The other $2.5 billion …
… is proposed for NNSA initiatives to prevent the spread of nuclear weapons and related materials. [Nonproliferation, in other words. -- RW] That amount, if approved, would constitute a $163 million boost from the amount allocated for this year.
All in all …
… the administration is seeking $372 million less for weapons programs than it had anticipated requesting as of 2011.
Most encouraging of all:
The administration aims to freeze development of the Chemistry and Metallurgy Research Replacement complex at the Los Alamos National Laboratory in New Mexico, which would conduct work on materials such as plutonium employed in the U.S. nuclear arsenal. … Under the proposal, funding for the Los Alamos site … estimated to cost up to $6 … would be cut by $165 million and building would be pushed back by no less than five years.
This is the infamous plutonium pit -- the living, breathing heart of a nuclear warhead -- facility about which I frequently post. Much of the credit for inserting this major blip into the United States nuclear weapons-industrial complex goes to the Los Alamos Study Group (LASG). Among their protracted efforts to halt the CMRR-NF has been incessant lobbying on Capitol Hill and two separate lawsuits it has filed against the Department of Energy on the grounds that the planned facility is not environmentally safe.
Another factor in the CMRR-NF's delay is an economic climate that makes even Republicans open to the idea of defense cuts. The Pentagon, meanwhile (or elements thereof), with its unique talent for sensing the opportunity in any crisis, stands ready and willing to re-allocate money to weapons systems it can actually use, instead of just brandish (as with nuclear deterrence).
In one of its press releases on this development, LASG Executive Director Greg Mello reminds us of the extent to which the CMRR-NF is a boondoggle.
The CMRR project has been a fiasco from the get-go.
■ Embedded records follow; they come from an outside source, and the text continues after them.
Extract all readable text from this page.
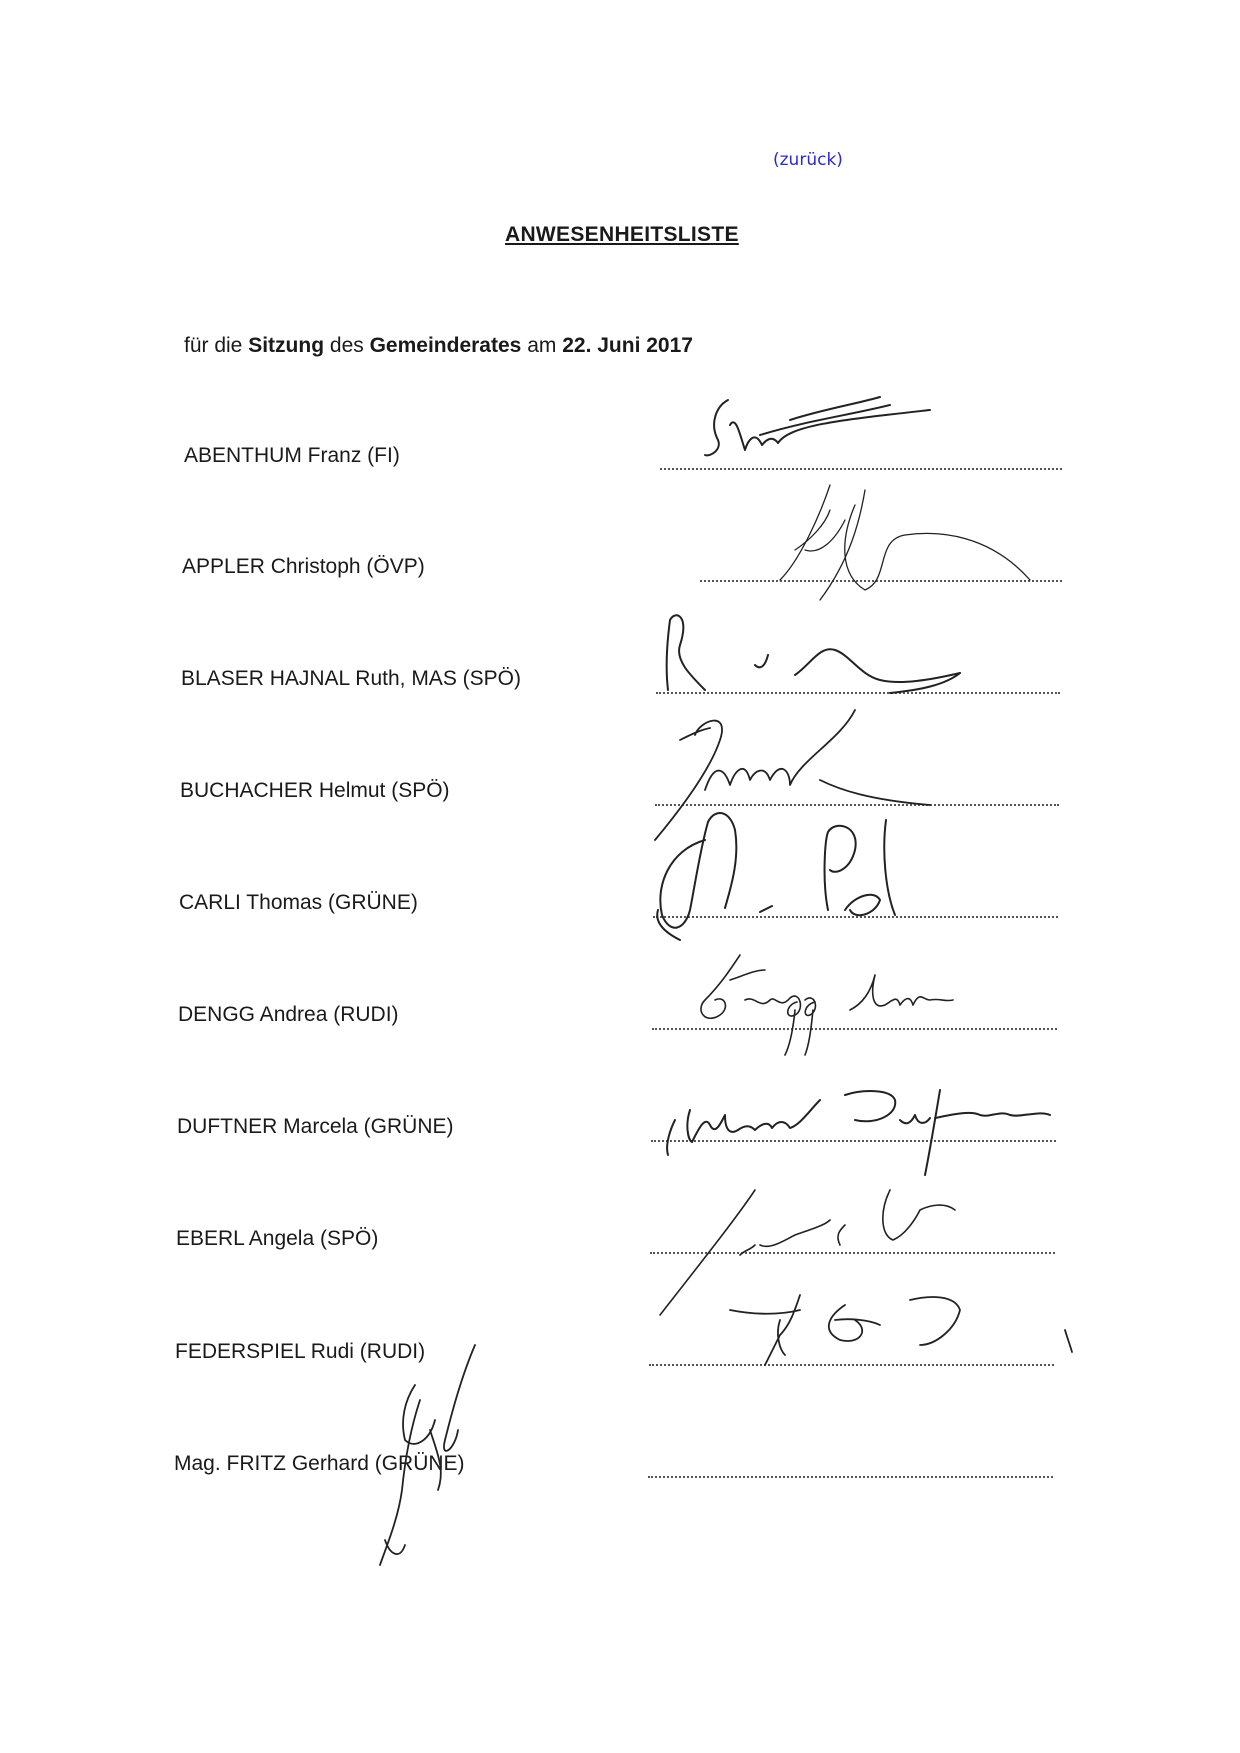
(zurück)
ANWESENHEITSLISTE
für die Sitzung des Gemeinderates am 22. Juni 2017
ABENTHUM Franz (FI)
APPLER Christoph (ÖVP)
BLASER HAJNAL Ruth, MAS (SPÖ)
BUCHACHER Helmut (SPÖ)
CARLI Thomas (GRÜNE)
DENGG Andrea (RUDI)
DUFTNER Marcela (GRÜNE)
EBERL Angela (SPÖ)
FEDERSPIEL Rudi (RUDI)
Mag. FRITZ Gerhard (GRÜNE)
In the beginning, [the National Nuclear Security Administration and the Los Alamos National Laboratory] proposed CMRR structures which even the most cursory examination revealed could never be built. The construction materials specified in environmental documents could not have built a shed, much less a fortified, seismically-sound nuclear facility to hold and protect several tons of plutonium. As the project developed, NNSA and its contractors kept the bad news from Congress, as they always do, until the last moment. … Right now, NNSA is spending between one-half and one million dollars per day to design a facility which is highly unlikely to ever be built -- and if it were, much of the design would need to be redone anyway.
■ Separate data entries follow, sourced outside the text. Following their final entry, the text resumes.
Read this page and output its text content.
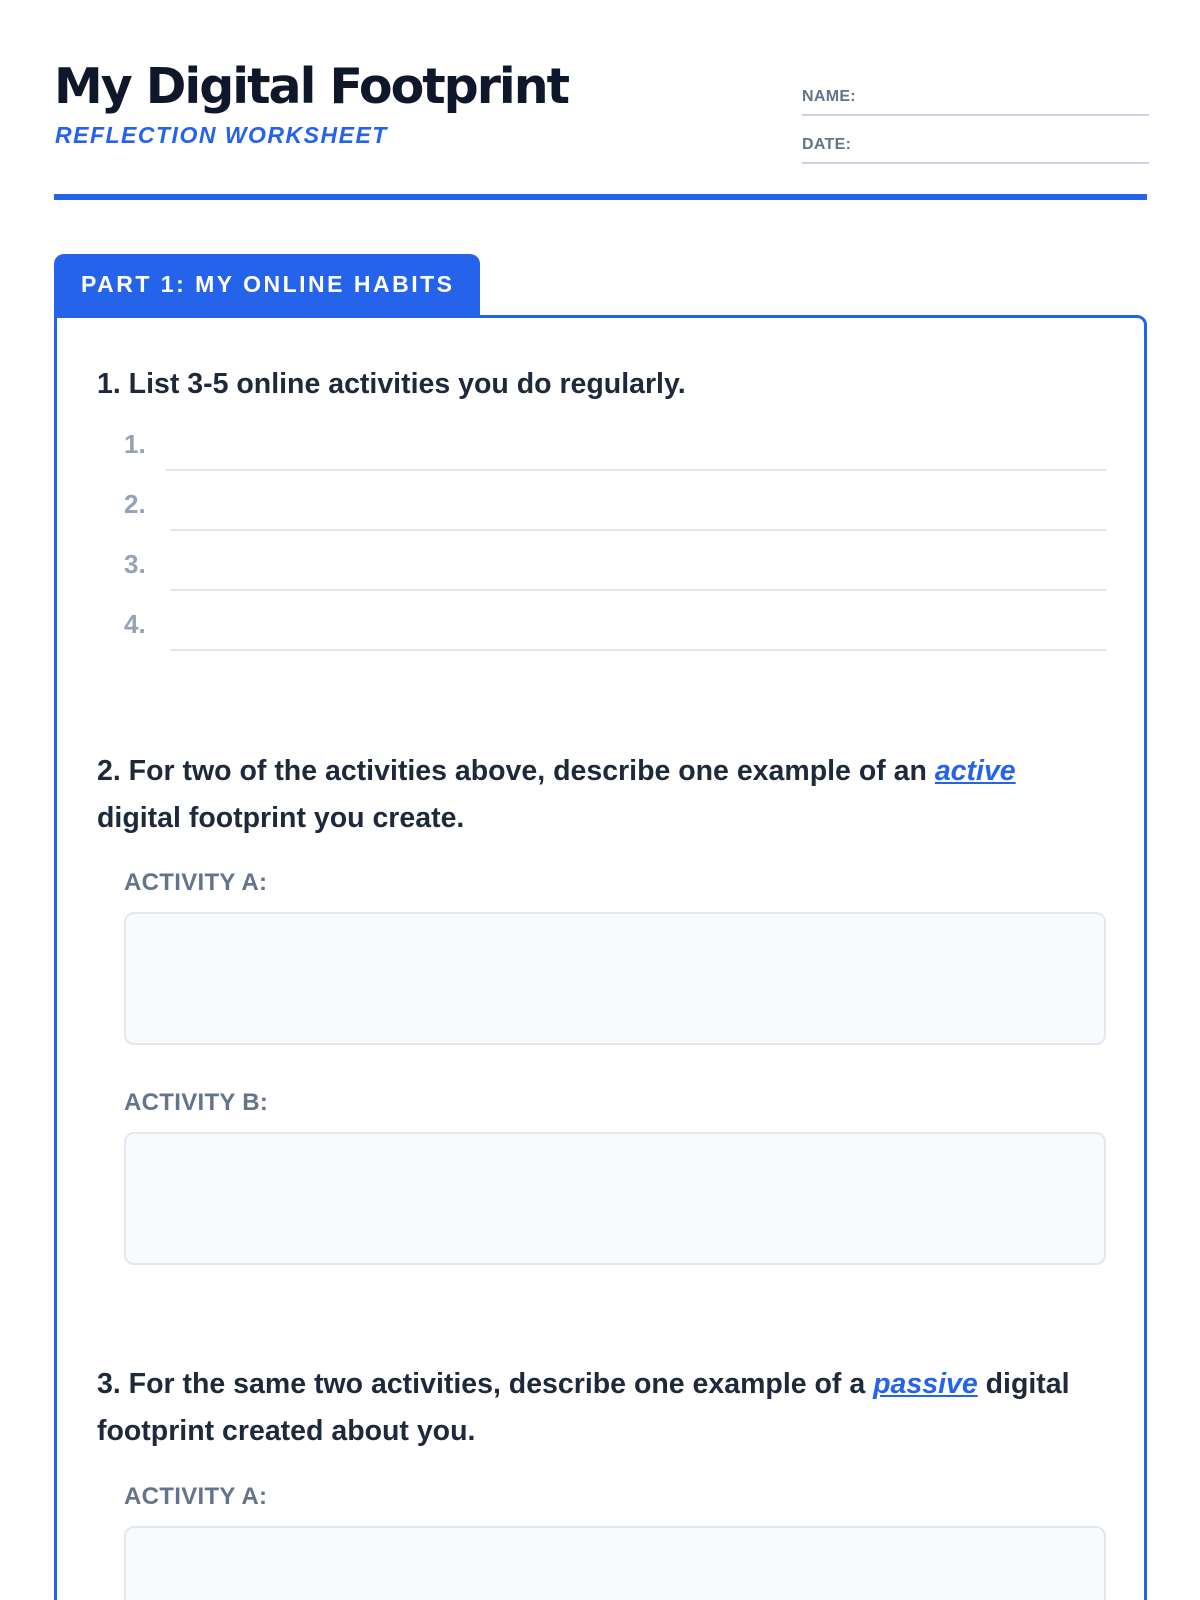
My Digital Footprint
REFLECTION WORKSHEET
NAME:
DATE:
PART 1: MY ONLINE HABITS
1. List 3-5 online activities you do regularly.
1.
2.
3.
4.
2. For two of the activities above, describe one example of an active digital footprint you create.
ACTIVITY A:
ACTIVITY B:
3. For the same two activities, describe one example of a passive digital footprint created about you.
ACTIVITY A:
In the LASG's most recent bulletin, Mello also reminds us:
This is not an Obama-led “nuclear disarmament” decision. This decision has nothing to do with disarmament. CMRR-NF is being rejected, for now, on very strong factual and management grounds by the Pentagon, DOE, and NNSA itself, among many others.
The postponement of CMRR-NF certainly doesn't kill, but it at least clips the wings of two birds with one stone: the United States nuclear-weapons program and any future nuclear-weapons boondoggles.